[Col.] Bubp, a GOP state legislator and Marine Corps Reserve officer, had campaigned for Schmidt. He put out his own statement yesterday: “The comments and concerns I shared with Congresswoman Schmidt were never meant as a personal reference to Mr. Murtha. . . . We never discussed anyone by name and there was no intent to ever disparage the congressman or his distinguished record of service for our nation.” Bubp, through a spokeswoman, declined an interview request.

Schmidt recalls their Friday phone conversation somewhat differently. “I wrote down what he was saying,” she said in the interview. “He did ask me to send a message to Congress, and he also said send a message to ‘that congressman.’ He did not know that congressman’s name, but I did. Neither one of us knew he was a Marine.”

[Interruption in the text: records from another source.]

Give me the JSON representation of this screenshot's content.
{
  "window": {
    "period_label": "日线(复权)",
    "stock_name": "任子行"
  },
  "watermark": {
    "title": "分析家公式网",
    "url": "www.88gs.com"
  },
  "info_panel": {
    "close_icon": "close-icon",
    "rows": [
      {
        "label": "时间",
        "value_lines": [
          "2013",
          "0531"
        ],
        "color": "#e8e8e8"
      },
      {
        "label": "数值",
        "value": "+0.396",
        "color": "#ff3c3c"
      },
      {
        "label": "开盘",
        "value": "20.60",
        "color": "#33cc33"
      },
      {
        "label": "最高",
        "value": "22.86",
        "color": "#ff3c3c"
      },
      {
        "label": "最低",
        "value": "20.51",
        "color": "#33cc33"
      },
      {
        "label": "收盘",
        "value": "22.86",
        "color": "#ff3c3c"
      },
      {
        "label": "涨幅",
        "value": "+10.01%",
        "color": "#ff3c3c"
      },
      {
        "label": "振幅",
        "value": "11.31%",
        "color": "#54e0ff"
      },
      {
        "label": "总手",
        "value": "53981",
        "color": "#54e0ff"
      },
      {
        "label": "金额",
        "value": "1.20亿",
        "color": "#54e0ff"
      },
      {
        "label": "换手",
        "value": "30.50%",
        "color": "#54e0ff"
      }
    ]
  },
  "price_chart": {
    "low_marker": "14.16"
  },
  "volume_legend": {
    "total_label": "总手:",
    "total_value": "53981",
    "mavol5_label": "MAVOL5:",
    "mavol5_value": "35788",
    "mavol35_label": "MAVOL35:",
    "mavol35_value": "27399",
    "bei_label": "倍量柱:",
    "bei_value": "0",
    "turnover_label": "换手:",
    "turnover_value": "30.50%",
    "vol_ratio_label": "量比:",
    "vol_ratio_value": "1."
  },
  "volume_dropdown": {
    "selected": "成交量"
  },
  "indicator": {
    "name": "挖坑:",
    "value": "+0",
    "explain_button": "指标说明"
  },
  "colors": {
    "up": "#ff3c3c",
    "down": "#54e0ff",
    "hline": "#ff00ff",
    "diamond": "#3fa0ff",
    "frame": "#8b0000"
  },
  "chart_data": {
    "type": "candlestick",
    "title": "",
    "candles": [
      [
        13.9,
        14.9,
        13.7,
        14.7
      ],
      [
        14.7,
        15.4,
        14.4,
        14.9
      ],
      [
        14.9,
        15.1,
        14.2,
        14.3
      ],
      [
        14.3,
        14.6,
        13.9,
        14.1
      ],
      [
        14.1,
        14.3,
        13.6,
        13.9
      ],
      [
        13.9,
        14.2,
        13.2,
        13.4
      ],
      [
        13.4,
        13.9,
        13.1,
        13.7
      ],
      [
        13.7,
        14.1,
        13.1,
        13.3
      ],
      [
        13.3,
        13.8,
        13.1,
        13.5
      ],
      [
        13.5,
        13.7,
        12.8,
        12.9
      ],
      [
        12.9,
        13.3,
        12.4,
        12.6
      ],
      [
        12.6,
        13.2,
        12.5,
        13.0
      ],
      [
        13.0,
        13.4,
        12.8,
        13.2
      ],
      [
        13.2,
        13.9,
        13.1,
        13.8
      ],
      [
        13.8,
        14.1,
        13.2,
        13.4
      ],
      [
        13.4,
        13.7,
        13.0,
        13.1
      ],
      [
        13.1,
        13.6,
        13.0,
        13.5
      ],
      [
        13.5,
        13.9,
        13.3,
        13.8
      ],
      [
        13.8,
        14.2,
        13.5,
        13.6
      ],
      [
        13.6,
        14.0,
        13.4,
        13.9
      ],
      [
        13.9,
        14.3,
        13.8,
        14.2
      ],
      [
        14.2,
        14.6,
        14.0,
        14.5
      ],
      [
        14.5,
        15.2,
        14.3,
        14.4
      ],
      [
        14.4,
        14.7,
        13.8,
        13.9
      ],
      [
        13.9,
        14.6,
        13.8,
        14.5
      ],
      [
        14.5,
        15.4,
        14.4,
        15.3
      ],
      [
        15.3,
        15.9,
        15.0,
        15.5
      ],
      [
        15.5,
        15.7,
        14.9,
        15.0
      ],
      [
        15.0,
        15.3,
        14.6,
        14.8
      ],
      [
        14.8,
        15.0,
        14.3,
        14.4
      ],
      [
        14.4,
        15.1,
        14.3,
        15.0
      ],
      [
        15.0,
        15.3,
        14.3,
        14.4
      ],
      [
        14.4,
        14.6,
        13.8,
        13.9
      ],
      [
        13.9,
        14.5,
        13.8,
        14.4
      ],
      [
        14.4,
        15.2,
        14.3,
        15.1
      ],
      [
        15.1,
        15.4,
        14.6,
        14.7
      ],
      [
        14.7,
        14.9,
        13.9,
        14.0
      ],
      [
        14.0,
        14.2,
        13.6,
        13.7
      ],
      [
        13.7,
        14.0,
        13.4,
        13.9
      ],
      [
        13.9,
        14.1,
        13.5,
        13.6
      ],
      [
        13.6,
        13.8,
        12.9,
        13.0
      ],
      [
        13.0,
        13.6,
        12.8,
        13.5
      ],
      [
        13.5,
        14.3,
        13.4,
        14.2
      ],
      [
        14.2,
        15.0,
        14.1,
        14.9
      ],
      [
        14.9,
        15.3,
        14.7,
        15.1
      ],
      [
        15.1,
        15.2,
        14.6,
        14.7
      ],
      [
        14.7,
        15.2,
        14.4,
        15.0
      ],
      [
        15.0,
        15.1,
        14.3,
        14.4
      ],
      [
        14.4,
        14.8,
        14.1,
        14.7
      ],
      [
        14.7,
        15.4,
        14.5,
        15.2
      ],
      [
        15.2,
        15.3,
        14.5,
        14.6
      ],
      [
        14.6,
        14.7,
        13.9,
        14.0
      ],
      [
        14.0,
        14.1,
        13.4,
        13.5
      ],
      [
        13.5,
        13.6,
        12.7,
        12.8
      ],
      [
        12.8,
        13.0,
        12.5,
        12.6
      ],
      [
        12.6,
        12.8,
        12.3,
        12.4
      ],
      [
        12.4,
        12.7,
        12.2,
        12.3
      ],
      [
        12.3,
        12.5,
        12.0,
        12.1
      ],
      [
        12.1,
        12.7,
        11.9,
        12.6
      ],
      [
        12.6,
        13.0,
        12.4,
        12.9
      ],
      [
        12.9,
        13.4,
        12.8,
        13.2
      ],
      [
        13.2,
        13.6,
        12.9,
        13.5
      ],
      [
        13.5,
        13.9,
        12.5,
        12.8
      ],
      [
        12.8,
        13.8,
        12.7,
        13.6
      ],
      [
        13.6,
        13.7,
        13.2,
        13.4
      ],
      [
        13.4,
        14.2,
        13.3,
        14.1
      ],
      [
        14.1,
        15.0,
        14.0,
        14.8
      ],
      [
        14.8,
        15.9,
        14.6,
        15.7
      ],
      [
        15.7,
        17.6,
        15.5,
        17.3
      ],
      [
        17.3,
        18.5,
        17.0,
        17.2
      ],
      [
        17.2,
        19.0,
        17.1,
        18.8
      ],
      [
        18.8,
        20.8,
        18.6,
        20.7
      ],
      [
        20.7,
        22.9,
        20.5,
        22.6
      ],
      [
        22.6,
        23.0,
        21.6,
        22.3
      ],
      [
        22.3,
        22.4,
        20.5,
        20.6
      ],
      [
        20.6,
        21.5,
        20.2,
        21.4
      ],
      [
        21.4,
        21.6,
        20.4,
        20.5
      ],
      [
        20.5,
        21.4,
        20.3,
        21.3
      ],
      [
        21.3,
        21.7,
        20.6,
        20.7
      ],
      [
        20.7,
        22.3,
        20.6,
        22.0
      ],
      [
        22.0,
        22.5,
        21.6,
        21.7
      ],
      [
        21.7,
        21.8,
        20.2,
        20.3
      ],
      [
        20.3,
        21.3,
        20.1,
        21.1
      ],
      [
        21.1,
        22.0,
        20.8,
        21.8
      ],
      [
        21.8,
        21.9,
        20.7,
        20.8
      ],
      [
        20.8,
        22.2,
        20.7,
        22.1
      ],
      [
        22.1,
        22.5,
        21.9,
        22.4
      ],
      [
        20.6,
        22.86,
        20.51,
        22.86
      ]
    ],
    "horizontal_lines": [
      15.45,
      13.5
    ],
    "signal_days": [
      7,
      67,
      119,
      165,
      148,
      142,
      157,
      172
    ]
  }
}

Schmidt said she had not noticed the numerous references to Murtha’s military background in the newspaper, radio and TV accounts of his troop-withdrawal proposal, made Thursday. “They keep us pretty busy,” she said.

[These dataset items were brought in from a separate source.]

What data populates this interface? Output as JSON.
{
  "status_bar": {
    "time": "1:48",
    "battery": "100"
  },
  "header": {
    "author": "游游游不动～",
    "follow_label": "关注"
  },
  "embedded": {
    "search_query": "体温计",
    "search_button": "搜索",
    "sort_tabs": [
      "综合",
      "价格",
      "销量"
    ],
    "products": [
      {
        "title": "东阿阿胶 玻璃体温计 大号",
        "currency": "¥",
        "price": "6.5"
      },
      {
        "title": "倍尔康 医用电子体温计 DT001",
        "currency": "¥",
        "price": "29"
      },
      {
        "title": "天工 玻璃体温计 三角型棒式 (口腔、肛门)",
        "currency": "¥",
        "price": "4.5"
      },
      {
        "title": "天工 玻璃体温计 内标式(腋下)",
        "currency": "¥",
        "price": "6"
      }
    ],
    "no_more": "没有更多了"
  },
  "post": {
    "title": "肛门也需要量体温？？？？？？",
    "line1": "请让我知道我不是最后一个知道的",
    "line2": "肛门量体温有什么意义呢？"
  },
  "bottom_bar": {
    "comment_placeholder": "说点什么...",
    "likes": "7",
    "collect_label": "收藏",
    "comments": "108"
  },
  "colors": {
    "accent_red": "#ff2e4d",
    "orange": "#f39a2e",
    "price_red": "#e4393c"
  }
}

Paul Hackett, a veteran of the Iraq war who lost the August special election to Schmidt, said her comments on the House floor “were at best irresponsible and at worst grossly unpatriotic.” Hackett, who has sharply criticized President Bush’s Iraq war policy, is running for the U.S. Senate in Ohio, but some Democrats are trying to talk him into a rematch against Schmidt. ~The Washington Post

I find her excuse very hard to believe. Who hasn’t seen a reference to his military career in every news story about Rep. Murtha? Most of the articles out there have made a point of mentioning it to highlight the fact that, as a veteran and supporter of activist foreign policy, his growing opposition to the war is more significant than that of other members of his party.

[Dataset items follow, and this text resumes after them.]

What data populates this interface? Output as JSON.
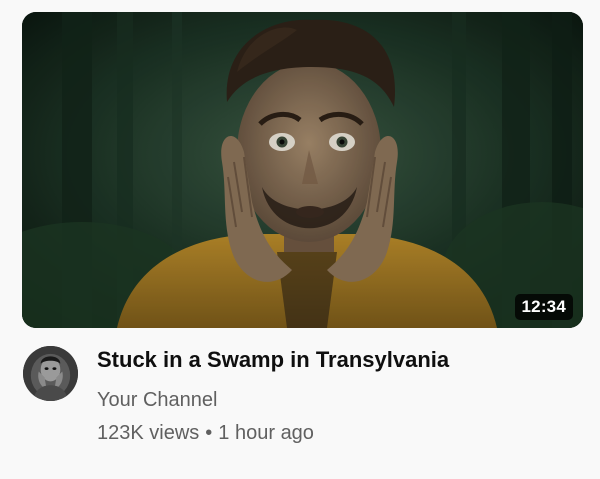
{
  "video": {
    "title": "Stuck in a Swamp in Transylvania",
    "duration": "12:34",
    "channel": "Your Channel",
    "views": "123K views",
    "separator": "•",
    "uploaded": "1 hour ago"
  },
  "colors": {
    "background": "#f9f9f9",
    "title": "#0f0f0f",
    "secondary_text": "#606060",
    "duration_badge": "#000000"
  },
  "icons": {
    "thumbnail": "forest-portrait-thumbnail",
    "avatar": "channel-avatar-portrait"
  }
}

Mmebers of Congress do have staffers for many reasons–one of them is to keep the members from missing or misstating facts that are common knowledge to any literate and informed citizen. It reflects very badly on Rep. Schmidt and her party that she cannot simply acknowledge that her choice of words could only have appeared to be designed to insult Rep. Murtha and imply that he was exhibiting a kind of cowardice. It simply cannot be just a coincidence, and even if it was a coincidence she ought to be able to understand why her remarks were immediately offensive to those that heard and read them. No spin was required to make people across the spectrum understand the trashy nature of the attack–everyone knew what she meant to say, even if she is too much of a coward to admit it.